The story that unfurls is largely predictable, but that’s not necessarily a criticism. In Karen’s first-person narration, Coady creates a very conversational tone, with Karen acknowledging throughout that she is, in fact, telling us a story. The result is that as each small twist in her situation is revealed, our reactions are much like those we’d experience chatting with a friend: the disbelieving gasp because what we’ve imagined in the lead-up to the revelation in fact came to pass, or the head shake and chuckle because we all know Karen should have seen that one coming.
Though the increasingly dangerous situation with Trevor frames the narrative, at its core, Watching You Without Me is about the relationships between Karen, Kelli, and their mother, Irene. But given that Irene is dead and Kelli is minimally verbal, most of the drama is related via Karen and Trevor, in the form of their bizarre family unit and through conversations regarding Karen’s recollections of her relationship with Irene.

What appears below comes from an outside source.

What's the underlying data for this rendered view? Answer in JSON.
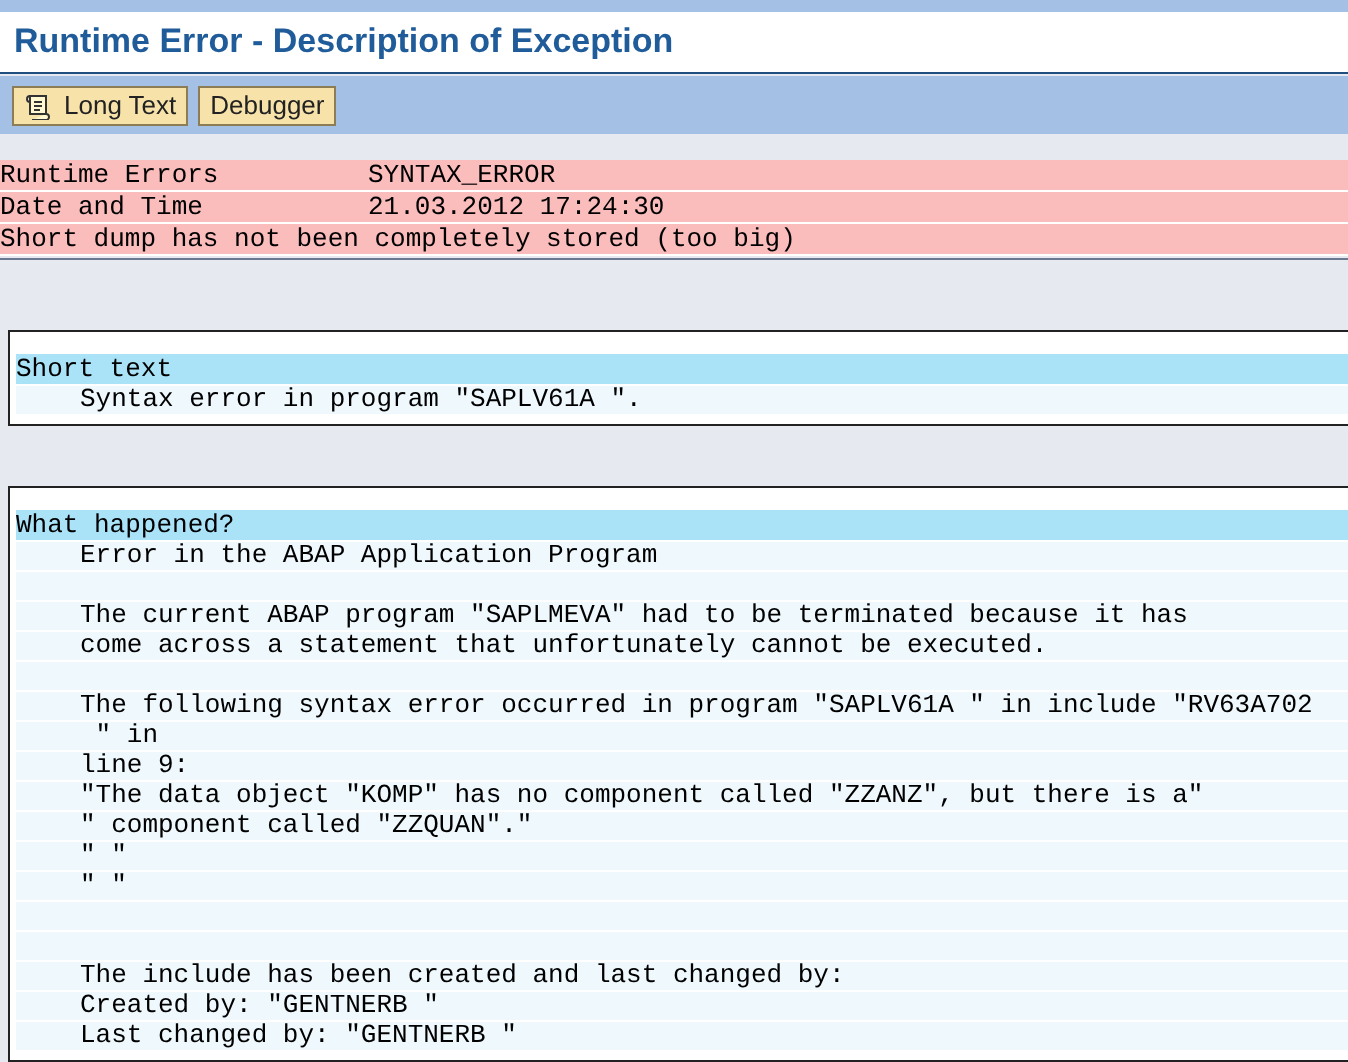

These memories tend to serve two purposes. The first is to frame Karen’s selfishness in her younger years and the lingering defiance that informed her at the time. (Karen remembers their mother introducing Kelli to Karen’s religion class and telling them Kelli’s not just special, she’s extra-special. Karen’s recollection is marked by a high degree of petulance: “And if I hadn’t been eleven years old at the time I would have been thinking words along the lines of oh, for fuck’s sake.”)
But the second purpose is to show Karen’s maturity and growing understanding of Irene’s actions and motivations. When Karen herself suddenly comes to the realization that she doesn’t want to go back to Toronto and put Kelli into a residential facility (“one of those places”) as her mother had pre-arranged before her death, it evokes a buoyancy in her akin to the relief one feels when walking away from a dead-end job or a toxic relationship.
Because as much as this is a novel about family, it’s also a mid-life coming-of-age story about a woman who’s been ticking along in life, weathering its ups and downs (including a failed marriage complete with messy divorce), and generally accepting her mother’s responses of “I’m fine, it’s fine” as a convenient truth, to everyone’s detriment.
Coady is unsentimental in her assessment of this reality, and Karen is a sharp-tongued witness to her own evolution. Coady dedicates the novel to “the caregivers,” which should be a tip-off that readers are expected to afford Karen the benefit of the doubt and no small measure of sympathy. And we do, in large part because she’s funny and self-deprecating and a complete mess, dealing with a situation (albeit an extreme example of one) that anyone with a dependent or aging parent could easily find themselves in.
With Watching You Without Me, Coady showcases just how smooth her writing is. Though a couple of questions remain unanswered as the book draws to a close, the loose ends seem inconsequential when weighed against the much greater success of Coady’s expertly rendered characters, easy reading plot, and excellent pacing.